Question 2: What does cosine similarity measure?
- The physical distance between two objects
- The angle between two vectors, indicating how similar their directions are
- The size of two vectors
- The color difference between vectors
Answer
B) The angle between two vectors, indicating how similar their directions are - Cosine similarity measures the cosine of the angle between vectors, with values closer to 1 indicating more similar meanings.
Question 3: In a well-trained embedding space, what happens to words with similar meanings?
- They are placed far apart
- They cluster together in the vector space
- They are deleted
- They become identical
Answer
B) They cluster together in the vector space - Words with similar meanings (like "car" and "automobile") are positioned near each other in the embedding space.
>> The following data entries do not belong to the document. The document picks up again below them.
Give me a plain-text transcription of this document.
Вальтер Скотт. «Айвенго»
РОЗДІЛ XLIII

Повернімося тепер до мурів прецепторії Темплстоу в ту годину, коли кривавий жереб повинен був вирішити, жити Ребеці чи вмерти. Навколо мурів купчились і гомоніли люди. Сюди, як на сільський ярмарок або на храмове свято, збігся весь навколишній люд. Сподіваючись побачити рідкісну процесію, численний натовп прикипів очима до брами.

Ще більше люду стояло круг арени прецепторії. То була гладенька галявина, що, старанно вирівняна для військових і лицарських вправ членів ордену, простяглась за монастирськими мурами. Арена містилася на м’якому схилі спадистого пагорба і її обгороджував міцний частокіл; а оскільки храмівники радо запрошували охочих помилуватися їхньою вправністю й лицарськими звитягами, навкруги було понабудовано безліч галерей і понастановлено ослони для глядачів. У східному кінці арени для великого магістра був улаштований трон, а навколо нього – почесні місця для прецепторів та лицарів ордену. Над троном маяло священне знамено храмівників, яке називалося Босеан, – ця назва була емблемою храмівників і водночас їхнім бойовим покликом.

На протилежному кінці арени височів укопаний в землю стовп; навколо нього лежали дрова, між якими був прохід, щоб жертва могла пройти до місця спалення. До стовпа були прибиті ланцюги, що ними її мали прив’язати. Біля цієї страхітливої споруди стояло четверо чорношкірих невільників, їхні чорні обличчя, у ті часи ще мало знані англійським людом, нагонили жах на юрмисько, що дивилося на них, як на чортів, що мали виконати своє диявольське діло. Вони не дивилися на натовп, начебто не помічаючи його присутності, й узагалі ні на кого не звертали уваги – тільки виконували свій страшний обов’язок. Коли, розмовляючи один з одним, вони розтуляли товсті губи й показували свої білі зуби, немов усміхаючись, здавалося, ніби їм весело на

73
Question 4: Why does semantic search outperform keyword matching?
- Semantic search is always faster
- Semantic search finds conceptually similar content even without exact word matches
- Keyword matching is illegal
- Semantic search uses less computing power
Answer
B) Semantic search finds conceptually similar content even without exact word matches - Semantic search using embeddings can find documents about "automobiles" when searching for "cars" because it understands meaning, not just word presence.
Question 5: How are vector embeddings used in RAG (Retrieval Augmented Generation) systems?
- They are not used in RAG
- They enable finding relevant document chunks based on semantic similarity to user queries
- They replace the language model
- They generate random content
Answer
B) They enable finding relevant document chunks based on semantic similarity to user queries - RAG systems embed both documents and queries into the same vector space, then retrieve chunks with high similarity to provide relevant context to the LLM.